What is `hono-honeypot` and when should I use it?

hono-honeypot is an open-source Hono middleware that blocks 200 plus attack patterns before your app handler runs. Install it on any Hono app you deploy to a public URL, from a Cloudflare Worker to a Node container. It is useful anywhere scanner noise currently reaches your app code: unnecessary compute, polluted access logs, inflated error budgets. The install is three lines, the default is stateless, and the package has zero runtime dependencies so it drops into Workers and Fastly Compute without ceremony.

How did you pick the 200 plus patterns in the middleware?

The patterns came from months of reading docker compose logs on production boxes I run, categorising recurring probe paths, and testing regex candidates against a corpus of real scanner traffic. No roundup, no curated Owasp list. Every category in the ruleset was in the access log of a small site enough times to earn its place. The shape stabilises fast because scanners recycle attack classes; once you have a month of noise, the categories barely move. I keep the list current by re-reading the logs on new CVEs.

Why does `hono-honeypot` return `410 Gone` instead of `404`?

A 410 Gone is a stronger signal than a 404 Not Found. Google and Bing de-index 410 URLs faster because the status explicitly says the resource will not return, so scanner-discovered URLs drop out of crawl queues quickly. A 404 leaves URLs in the queue for retry. The body is empty to save bandwidth and to deny scanners a fingerprint surface. The status is configurable if a specific deployment needs 404 or 403, but the default is deliberate and worth keeping.

Does the honeypot ever block real users or search engine crawlers?

The pattern set uses smart anchoring to avoid blocking legitimate app routes; /admin at the root is blocked, but /api/admin inside an actual admin API namespace is allowed. Known search and AI crawlers (Googlebot, Bingbot, ClaudeBot, GPTBot, Perplexity, and the rest of the 2026 allowlist) get the same 410 on honeypot paths so they de-index the probe URLs, but they never accumulate strikes and never get banned. Banning a real Googlebot IP would torch a site's SEO for 24 hours; the allowlist is the guardrail.

Do I need Redis to use the strike and ban feature?

No. The package ships with a MemoryStore that works for single-node deployments out of the box.
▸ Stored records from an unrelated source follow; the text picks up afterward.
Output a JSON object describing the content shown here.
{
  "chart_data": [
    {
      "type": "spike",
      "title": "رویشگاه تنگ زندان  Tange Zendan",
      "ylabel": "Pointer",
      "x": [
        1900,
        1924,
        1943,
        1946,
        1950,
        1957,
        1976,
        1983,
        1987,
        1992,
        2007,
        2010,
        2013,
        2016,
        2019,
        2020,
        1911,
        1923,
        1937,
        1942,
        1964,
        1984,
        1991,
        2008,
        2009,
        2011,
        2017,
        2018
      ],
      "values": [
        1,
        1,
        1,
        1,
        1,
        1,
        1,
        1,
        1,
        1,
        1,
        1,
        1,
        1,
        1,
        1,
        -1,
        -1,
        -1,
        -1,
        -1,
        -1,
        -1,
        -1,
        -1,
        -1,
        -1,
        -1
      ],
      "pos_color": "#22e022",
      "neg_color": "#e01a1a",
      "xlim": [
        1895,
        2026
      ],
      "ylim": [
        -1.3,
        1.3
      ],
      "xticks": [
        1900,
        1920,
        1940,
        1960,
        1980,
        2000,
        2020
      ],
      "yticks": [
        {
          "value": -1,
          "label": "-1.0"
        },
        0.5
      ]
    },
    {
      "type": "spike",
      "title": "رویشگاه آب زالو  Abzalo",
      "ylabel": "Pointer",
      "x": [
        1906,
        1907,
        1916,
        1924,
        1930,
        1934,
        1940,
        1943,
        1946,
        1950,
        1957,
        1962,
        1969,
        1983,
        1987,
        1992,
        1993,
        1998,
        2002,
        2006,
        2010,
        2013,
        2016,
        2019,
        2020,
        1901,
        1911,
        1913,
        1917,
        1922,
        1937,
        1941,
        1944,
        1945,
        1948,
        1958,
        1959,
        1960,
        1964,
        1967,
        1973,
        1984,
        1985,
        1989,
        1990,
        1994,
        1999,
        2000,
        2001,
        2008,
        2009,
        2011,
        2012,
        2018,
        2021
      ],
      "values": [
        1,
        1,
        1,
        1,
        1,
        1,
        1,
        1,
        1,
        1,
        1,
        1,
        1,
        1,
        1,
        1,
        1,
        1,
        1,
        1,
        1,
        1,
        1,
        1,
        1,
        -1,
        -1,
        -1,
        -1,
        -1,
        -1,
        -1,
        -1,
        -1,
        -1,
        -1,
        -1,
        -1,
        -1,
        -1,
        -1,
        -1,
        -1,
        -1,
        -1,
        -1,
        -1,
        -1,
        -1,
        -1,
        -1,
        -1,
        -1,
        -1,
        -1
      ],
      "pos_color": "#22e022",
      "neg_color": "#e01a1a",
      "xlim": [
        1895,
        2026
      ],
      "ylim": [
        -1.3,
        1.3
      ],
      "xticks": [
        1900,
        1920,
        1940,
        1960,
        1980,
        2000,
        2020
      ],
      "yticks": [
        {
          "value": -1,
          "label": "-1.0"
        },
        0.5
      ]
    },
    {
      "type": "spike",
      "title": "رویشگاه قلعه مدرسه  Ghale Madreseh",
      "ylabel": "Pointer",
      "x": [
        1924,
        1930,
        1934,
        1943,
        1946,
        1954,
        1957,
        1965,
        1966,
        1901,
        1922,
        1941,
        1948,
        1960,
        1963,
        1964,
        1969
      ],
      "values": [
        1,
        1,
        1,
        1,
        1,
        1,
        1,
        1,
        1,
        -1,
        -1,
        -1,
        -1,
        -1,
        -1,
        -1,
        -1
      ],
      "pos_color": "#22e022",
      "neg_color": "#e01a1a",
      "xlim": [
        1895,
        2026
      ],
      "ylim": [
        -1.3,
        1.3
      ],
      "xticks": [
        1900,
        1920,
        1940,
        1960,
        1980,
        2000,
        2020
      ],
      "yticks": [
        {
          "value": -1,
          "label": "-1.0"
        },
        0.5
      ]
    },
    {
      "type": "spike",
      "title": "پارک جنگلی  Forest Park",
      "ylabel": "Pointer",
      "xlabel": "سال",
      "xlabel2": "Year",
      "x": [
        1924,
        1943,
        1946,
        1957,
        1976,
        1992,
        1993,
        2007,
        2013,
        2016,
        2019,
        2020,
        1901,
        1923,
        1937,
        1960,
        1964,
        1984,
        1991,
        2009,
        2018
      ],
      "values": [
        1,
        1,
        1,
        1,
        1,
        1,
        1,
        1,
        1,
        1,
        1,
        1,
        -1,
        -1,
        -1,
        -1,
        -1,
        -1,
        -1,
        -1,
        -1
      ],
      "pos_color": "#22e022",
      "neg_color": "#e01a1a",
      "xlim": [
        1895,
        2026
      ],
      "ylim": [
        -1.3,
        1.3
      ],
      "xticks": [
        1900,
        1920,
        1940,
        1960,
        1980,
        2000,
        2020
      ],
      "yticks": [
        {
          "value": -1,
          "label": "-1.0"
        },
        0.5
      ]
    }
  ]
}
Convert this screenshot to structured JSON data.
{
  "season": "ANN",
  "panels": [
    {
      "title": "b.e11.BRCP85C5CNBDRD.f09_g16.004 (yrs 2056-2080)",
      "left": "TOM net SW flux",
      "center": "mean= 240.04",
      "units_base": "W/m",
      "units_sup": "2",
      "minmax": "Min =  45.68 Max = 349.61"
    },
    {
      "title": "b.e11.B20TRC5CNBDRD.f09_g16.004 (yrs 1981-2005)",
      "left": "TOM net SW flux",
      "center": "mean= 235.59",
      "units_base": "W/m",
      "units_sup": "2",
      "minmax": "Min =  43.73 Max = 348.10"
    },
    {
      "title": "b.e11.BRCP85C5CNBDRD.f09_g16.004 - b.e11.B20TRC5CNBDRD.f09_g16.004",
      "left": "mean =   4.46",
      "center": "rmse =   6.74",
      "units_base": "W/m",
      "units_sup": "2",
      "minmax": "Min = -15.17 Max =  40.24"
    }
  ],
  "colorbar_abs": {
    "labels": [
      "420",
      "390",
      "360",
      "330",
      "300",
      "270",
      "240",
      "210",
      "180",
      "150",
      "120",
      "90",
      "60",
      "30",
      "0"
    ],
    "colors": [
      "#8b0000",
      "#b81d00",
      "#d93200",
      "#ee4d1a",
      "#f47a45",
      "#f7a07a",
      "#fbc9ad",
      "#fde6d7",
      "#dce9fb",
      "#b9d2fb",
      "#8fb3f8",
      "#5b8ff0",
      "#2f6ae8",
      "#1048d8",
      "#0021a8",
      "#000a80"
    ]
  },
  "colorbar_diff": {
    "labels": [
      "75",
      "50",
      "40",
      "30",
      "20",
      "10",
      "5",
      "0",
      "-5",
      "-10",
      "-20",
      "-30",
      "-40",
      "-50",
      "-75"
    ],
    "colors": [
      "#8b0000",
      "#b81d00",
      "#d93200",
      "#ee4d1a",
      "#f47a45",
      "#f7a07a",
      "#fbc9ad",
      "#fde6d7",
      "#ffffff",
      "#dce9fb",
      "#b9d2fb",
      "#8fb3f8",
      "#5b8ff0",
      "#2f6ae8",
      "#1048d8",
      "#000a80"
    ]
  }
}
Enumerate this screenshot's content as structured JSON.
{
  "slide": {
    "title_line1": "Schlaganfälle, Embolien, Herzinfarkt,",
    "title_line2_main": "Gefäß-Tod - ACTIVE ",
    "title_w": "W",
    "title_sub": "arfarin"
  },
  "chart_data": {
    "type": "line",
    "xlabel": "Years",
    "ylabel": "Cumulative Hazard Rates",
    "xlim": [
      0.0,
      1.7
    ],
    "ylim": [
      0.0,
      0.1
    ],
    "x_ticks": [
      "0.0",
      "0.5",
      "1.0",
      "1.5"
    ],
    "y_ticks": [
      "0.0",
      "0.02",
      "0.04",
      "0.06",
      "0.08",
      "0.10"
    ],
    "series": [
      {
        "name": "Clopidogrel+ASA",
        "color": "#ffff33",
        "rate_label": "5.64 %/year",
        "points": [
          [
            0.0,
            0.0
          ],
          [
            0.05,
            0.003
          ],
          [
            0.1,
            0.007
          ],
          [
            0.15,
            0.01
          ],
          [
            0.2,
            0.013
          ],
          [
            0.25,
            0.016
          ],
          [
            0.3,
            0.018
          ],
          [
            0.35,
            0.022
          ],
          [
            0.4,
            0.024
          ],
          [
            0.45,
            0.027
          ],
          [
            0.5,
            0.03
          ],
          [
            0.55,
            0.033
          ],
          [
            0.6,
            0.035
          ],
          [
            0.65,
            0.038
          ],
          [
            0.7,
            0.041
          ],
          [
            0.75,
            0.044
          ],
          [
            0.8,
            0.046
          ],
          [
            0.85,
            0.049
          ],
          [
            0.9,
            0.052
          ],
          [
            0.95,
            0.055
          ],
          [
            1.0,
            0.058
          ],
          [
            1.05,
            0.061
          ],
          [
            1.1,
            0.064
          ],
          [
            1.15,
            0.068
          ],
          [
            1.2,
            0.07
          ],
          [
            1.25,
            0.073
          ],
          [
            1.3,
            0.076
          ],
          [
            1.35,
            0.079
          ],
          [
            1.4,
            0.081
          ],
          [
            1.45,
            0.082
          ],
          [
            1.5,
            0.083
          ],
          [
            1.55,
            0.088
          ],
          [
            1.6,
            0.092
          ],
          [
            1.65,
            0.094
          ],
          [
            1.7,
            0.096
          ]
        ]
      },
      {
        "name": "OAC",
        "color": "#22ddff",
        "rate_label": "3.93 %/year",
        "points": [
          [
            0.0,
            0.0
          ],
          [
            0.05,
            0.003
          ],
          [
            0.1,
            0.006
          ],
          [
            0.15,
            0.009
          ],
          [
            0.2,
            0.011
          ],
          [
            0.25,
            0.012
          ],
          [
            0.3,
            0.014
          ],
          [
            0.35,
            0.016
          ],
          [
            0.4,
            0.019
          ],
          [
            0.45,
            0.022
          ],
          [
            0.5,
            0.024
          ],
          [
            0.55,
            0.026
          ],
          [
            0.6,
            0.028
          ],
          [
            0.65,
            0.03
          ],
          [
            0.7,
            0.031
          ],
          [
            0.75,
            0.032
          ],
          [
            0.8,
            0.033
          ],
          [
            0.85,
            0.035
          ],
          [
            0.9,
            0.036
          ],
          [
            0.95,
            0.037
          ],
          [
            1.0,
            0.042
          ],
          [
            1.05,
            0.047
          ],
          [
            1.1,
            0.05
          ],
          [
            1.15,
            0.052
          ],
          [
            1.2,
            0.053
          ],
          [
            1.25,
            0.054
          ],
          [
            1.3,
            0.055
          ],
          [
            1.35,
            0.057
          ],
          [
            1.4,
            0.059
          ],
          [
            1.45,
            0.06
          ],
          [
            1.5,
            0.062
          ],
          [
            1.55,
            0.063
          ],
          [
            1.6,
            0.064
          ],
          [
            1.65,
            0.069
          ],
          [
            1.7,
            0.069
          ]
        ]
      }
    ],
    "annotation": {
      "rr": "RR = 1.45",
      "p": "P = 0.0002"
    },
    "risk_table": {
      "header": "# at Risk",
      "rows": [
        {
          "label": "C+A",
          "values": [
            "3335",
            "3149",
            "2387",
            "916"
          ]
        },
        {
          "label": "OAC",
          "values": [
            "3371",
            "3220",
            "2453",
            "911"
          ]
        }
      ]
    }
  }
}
The strike-and-ban system is opt-in; the default middleware is stateless. When you do want distributed banning across a load-balanced deployment, the HoneypotStore interface is two methods and the README includes a worked ioredis example using INCR, EXPIRE, and SETEX to implement the strike window and the ban TTL. Any KV store with atomic increment can back it: Redis, Cloudflare KV, Deno KV, or a custom adapter.

Why ship an `AGENTS.md` file in an open-source npm package?

Because in 2026, the plurality of contributors opening an open-source package for the first time are AI coding agents, and the repo that encodes its own rules gets better work done inside it. AGENTS.md lists the load-bearing files, the parts that are free to change, the test matrix across runtimes, and the rule for adding a pattern without widening false positives. The payoff is measurable in cleaner pull requests and drastically less context-gathering when Claude Code or Cursor opens the repo. Every npm package I ship now includes one by default.

Where is the source code and how do I contribute?

The package is MIT licensed and lives at github.com/ph33nx/hono-honeypot. Issues and pull requests are welcome. The repo layout is intentionally flat: patterns in one file, the middleware in another, the store interface in a third, runtime test matrices in a CI workflow. Reading the AGENTS.md at the root before opening a PR saves time; it documents which files are load-bearing and how the test matrix maps to the supported runtime list. Pattern contributions should come with a reference attack class and a note on false-positive risk before they land.